In an era of cases such as those of Maria Sharapova, the damning exposure of systematic Russian doping, and where sports such as cycling find it hard to escape the demons of their damaged pasts, it is understandable why Sport as a package and its big names might be scrutinised to a greater extent. At the same time, however, it would sadly appear that Sport in its purest form as a test of the human body is now dictated by so much more than just athletic prowess and attitude.

In sports such as cycling, where Great Britain proved themselves as a dominant force in the recent Olympic Games, it would be naïve to believe that technology did not play its part in the team’s success. Although this is operating completely within the parameters of competition, again it is a prime example of how Sport in its purest form has not only been diluted but has been opened up to exploitation. If technology is giving athletes an edge over their competitors, would it be the craziest thing to suggest that superior technology might be bracketed within the imprecise realms of ‘gamesmanship’ or ‘unethical’ practise? Perhaps not, but does it lend itself to the generation of negative publicity and suspicion surrounding individuals and teams, potentially.

Steve Cram recently spoke on BBC Radio 5 live describing the TUE system as ‘robust and well administered’, but another important point was made that although this may be the case, people’s trust in sports governing bodies to run and administer it with integrity is just not really there. It was also suggested in the debate, that being an athlete in this day and age is ‘not necessarily a passage of right, but a privilege’. In line with this, we suggest that perhaps athletes must accept that greater transparency is required to protect the integrity of sport, but ultimately believe gamesmanship will continue to allow some athletes to abuse their ‘privilege’ regardless.

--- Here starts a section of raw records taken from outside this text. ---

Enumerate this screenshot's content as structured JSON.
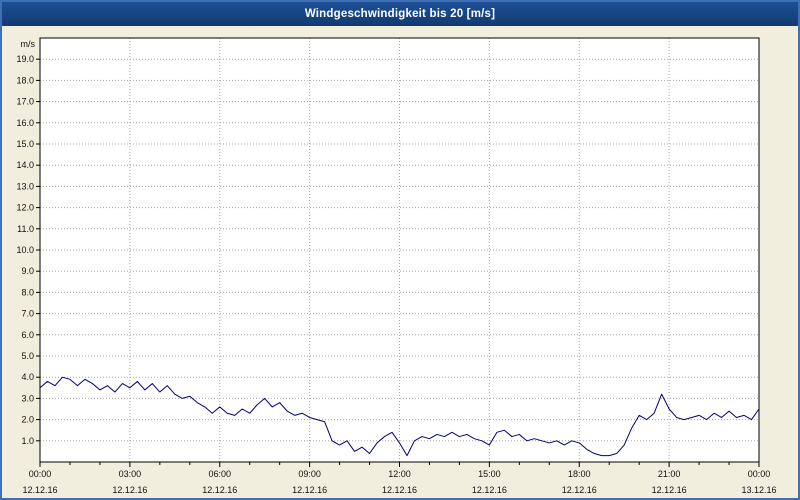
{
  "title": "Windgeschwindigkeit bis 20 [m/s]",
  "colors": {
    "background": "#f2eedd",
    "window_border": "#3f6fb5",
    "titlebar": "#16437e",
    "title_text": "#ffffff",
    "plot_bg": "#ffffff",
    "grid": "#a8a8a8",
    "axis": "#000000",
    "label": "#101010",
    "line": "#00007d"
  },
  "chart_data": {
    "type": "line",
    "title": "Windgeschwindigkeit bis 20 [m/s]",
    "xlabel": "",
    "ylabel": "m/s",
    "ylim": [
      0,
      20
    ],
    "xlim_hours": [
      0,
      24
    ],
    "grid": true,
    "legend": "none",
    "y_ticks": [
      "1.0",
      "2.0",
      "3.0",
      "4.0",
      "5.0",
      "6.0",
      "7.0",
      "8.0",
      "9.0",
      "10.0",
      "11.0",
      "12.0",
      "13.0",
      "14.0",
      "15.0",
      "16.0",
      "17.0",
      "18.0",
      "19.0"
    ],
    "x_ticks": [
      {
        "hour": 0,
        "time": "00:00",
        "date": "12.12.16"
      },
      {
        "hour": 3,
        "time": "03:00",
        "date": "12.12.16"
      },
      {
        "hour": 6,
        "time": "06:00",
        "date": "12.12.16"
      },
      {
        "hour": 9,
        "time": "09:00",
        "date": "12.12.16"
      },
      {
        "hour": 12,
        "time": "12:00",
        "date": "12.12.16"
      },
      {
        "hour": 15,
        "time": "15:00",
        "date": "12.12.16"
      },
      {
        "hour": 18,
        "time": "18:00",
        "date": "12.12.16"
      },
      {
        "hour": 21,
        "time": "21:00",
        "date": "12.12.16"
      },
      {
        "hour": 24,
        "time": "00:00",
        "date": "13.12.16"
      }
    ],
    "series": [
      {
        "name": "Windgeschwindigkeit",
        "color": "#00007d",
        "x_start_hour": 0,
        "x_step_hours": 0.25,
        "values": [
          3.5,
          3.8,
          3.6,
          4.0,
          3.9,
          3.6,
          3.9,
          3.7,
          3.4,
          3.6,
          3.3,
          3.7,
          3.5,
          3.8,
          3.4,
          3.7,
          3.3,
          3.6,
          3.2,
          3.0,
          3.1,
          2.8,
          2.6,
          2.3,
          2.6,
          2.3,
          2.2,
          2.5,
          2.3,
          2.7,
          3.0,
          2.6,
          2.8,
          2.4,
          2.2,
          2.3,
          2.1,
          2.0,
          1.9,
          1.0,
          0.8,
          1.0,
          0.5,
          0.7,
          0.4,
          0.9,
          1.2,
          1.4,
          0.9,
          0.3,
          1.0,
          1.2,
          1.1,
          1.3,
          1.2,
          1.4,
          1.2,
          1.3,
          1.1,
          1.0,
          0.8,
          1.4,
          1.5,
          1.2,
          1.3,
          1.0,
          1.1,
          1.0,
          0.9,
          1.0,
          0.8,
          1.0,
          0.9,
          0.6,
          0.4,
          0.3,
          0.3,
          0.4,
          0.8,
          1.6,
          2.2,
          2.0,
          2.3,
          3.2,
          2.5,
          2.1,
          2.0,
          2.1,
          2.2,
          2.0,
          2.3,
          2.1,
          2.4,
          2.1,
          2.2,
          2.0,
          2.5
        ]
      }
    ]
  }
}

Even if the world anti-doping agency are able to in some way completely revolutionise constructs such as the athlete biological passport, and protocols such as those used for TUEs, we believe the brutal reality is that the opportunity to bend the rules is going to be near impossible to completely eradicate. This being said, in an age where drugs cheats are seemingly always one step ahead and gamesmanship imposes itself as a potentially equally damaging force, we believe it is paramount that innocent athletes wishing to protect their reputations also remain one step ahead of the game by seeking media management.